Shakir Smith

No. 5 – Al Bashaer
- Position: Guard
- League: Oman Basketball League

Personal information
- Born: October 25, 1992 (age 32) Tucson, Arizona, U.S.
- Listed height: 6 ft 1 in (1.85 m)
- Listed weight: 160 lb (73 kg)

Career information
- High school: Tucson (Tucson, Arizona)
- College: Wyoming (2011–2012); Pima CC (2012–2013); Adams State (2014–2016);
- Playing career: 2016–present

Career history
- 2016–2018: Academic Bultex
- 2018: Blokotehna
- 2018–2019: Norrköping
- 2019: AV Ohrid
- 2019–2020: Academic Bultex
- 2020–2021: Sporting CP
- 2021: ÍR
- 2021–2022: Sporting CP
- 2022–2023: CD Estela
- 2023–2024: BK Aktobe
- 2024–present: Al Bashaer

= Shakir Smith (basketball) =

American basketball player (born 1992)

Shakir Smith (born October 25, 1992) is an American professional basketball player for Al Bashaer of the Oman Basketball League. He played college basketball at Wyoming from 2011 to 2012, Pima CC from 2013 to 2014 and Adams State from 2014 to 2016.

==College career==
As a senior at Adams State in 2015-16 Smith averaged 20.7 points, 2.5 rebounds and 3.3 assists in 30.7 minutes in 28 appearances.

==Professional career==
After graduating, on August 10, 2016, Smith signed with Academic Bultex of Bulgarian League. On April 15, 2017, he was named MVP of Bulgarian League.
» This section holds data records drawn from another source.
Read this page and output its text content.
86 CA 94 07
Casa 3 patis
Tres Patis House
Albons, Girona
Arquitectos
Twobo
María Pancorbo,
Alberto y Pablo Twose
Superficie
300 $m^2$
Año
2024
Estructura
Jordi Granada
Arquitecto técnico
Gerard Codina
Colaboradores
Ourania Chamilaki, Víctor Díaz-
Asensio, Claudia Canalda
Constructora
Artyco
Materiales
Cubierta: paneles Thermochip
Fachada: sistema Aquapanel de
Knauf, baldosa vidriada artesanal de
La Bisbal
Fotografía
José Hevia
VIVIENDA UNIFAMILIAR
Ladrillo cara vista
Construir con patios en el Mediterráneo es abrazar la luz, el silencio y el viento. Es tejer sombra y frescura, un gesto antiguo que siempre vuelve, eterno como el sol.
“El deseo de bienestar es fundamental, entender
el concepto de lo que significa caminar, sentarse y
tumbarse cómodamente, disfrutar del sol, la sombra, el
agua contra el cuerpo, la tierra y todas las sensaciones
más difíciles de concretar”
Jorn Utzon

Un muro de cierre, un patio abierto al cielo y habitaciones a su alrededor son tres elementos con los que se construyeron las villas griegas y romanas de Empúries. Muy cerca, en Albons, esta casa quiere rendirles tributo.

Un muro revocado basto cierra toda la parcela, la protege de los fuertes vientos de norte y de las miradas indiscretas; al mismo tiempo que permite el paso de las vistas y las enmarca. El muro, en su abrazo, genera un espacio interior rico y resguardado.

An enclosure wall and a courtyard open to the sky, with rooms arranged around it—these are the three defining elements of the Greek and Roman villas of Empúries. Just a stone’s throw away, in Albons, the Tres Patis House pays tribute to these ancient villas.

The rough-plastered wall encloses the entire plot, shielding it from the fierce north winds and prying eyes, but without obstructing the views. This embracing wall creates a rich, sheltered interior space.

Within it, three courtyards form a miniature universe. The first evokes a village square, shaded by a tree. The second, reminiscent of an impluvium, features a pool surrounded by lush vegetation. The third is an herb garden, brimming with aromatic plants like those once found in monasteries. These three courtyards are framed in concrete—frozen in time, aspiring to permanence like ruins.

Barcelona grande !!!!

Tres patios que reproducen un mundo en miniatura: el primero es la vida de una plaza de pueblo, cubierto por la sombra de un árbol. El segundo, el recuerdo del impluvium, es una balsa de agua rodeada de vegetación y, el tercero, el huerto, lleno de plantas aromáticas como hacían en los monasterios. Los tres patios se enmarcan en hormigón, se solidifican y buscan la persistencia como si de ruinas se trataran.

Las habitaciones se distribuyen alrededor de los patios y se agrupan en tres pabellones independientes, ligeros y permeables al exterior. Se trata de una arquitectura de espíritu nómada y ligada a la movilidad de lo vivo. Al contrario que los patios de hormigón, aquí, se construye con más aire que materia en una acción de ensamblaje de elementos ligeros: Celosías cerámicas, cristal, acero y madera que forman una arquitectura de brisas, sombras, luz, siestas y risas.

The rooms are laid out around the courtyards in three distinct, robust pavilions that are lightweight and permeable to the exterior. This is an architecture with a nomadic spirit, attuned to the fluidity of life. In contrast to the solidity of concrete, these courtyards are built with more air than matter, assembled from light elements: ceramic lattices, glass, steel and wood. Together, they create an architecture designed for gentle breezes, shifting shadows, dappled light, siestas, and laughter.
On February 2, 2018, he signed with Macedonian basketball club Blokotehna. He made his debut for Blokotehna against Macedonian basketball champion MZT Skopje on February 5, 2018, scoring 8 points and two rebounds in 96–88 win over MZT at home. Smith signed for Swedish champions Norrköping Dolphins on July 21, 2018, for the 2018–2019 season.

In August 2021, Smith signed with Úrvalsdeild karla club ÍR. On September 3, he scored 51 points in a preseason game against Njarðvík. He was released from his contract in end of November 2021 after averaging 15.1 points and 8.7 assists in seven games.